How to make
Remove the fat and skins from the pork kidneys. Wash them well from the blood and cut them crosswise into thin slices. Pour cold water over them, so that it covers them well and add the teaspoons of vinegar. Leave them like that for at least 2 hours.
Separate them and wash them well again. Leave them in a strainer to drain again and during this time, prepare the sauce.
Put the garlic, onion and marinated sun-dried tomatoes in a blender with a little of the tomatoes and olive oil. Grind them into a fine consistency and add the beer, almonds and breadcrumbs. Stir well.
In a pan over high heat, heat half of the olive oil and cook the kidneys briefly, until they aquire an appetizing color. Pour the mixture for the sauce and the remaining olive oil and cook, until it is reduced by half - about 4 minutes.

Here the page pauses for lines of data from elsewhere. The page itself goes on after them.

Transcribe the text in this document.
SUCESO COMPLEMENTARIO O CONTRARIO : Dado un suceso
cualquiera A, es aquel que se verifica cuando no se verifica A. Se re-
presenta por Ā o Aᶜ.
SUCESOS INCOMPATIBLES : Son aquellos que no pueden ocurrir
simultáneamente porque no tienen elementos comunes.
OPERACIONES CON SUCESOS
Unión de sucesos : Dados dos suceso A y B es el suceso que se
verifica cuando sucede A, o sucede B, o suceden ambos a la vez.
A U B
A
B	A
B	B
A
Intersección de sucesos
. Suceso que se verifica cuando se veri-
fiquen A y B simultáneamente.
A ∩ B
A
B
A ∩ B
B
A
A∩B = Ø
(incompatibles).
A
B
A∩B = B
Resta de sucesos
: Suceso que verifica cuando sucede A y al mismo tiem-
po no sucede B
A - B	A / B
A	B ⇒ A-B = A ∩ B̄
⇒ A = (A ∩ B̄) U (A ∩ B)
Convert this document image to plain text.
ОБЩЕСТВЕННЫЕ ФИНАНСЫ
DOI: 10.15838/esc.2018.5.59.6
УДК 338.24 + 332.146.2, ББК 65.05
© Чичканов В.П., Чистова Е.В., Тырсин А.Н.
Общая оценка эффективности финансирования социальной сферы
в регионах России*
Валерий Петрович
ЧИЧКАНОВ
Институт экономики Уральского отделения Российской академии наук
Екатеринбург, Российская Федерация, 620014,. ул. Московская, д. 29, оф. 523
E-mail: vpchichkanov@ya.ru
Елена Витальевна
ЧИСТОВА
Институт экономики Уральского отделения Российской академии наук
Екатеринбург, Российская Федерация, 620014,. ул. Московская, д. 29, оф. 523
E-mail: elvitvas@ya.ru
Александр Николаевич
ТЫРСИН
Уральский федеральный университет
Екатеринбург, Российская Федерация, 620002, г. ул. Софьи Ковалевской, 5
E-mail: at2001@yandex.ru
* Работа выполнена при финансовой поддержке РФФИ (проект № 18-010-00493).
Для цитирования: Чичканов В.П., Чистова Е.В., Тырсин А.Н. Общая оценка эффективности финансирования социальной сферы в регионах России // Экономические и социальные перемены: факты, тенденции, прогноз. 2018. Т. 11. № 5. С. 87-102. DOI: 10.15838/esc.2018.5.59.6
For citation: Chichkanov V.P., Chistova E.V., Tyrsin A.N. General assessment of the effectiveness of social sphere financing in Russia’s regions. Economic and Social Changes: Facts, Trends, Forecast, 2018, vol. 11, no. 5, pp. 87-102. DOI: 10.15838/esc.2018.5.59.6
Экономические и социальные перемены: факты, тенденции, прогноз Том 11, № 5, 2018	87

Reduce the heat and add rosemary, black pepper and as much salt as you like. Leave them to simmer and make sure to stir occasionally. Once the sauce thickens and sticks to the kidneys, remove them from the heat and cover them with a lid for 5-6 minutes.
Add the fresh and finely chopped parsley and spring onions and serve them warm.
The appetizer would also be suitable with grated yellow cheese, Parmesan or Gouda.
The pork kidneys with dried tomato and beer sauce are ready.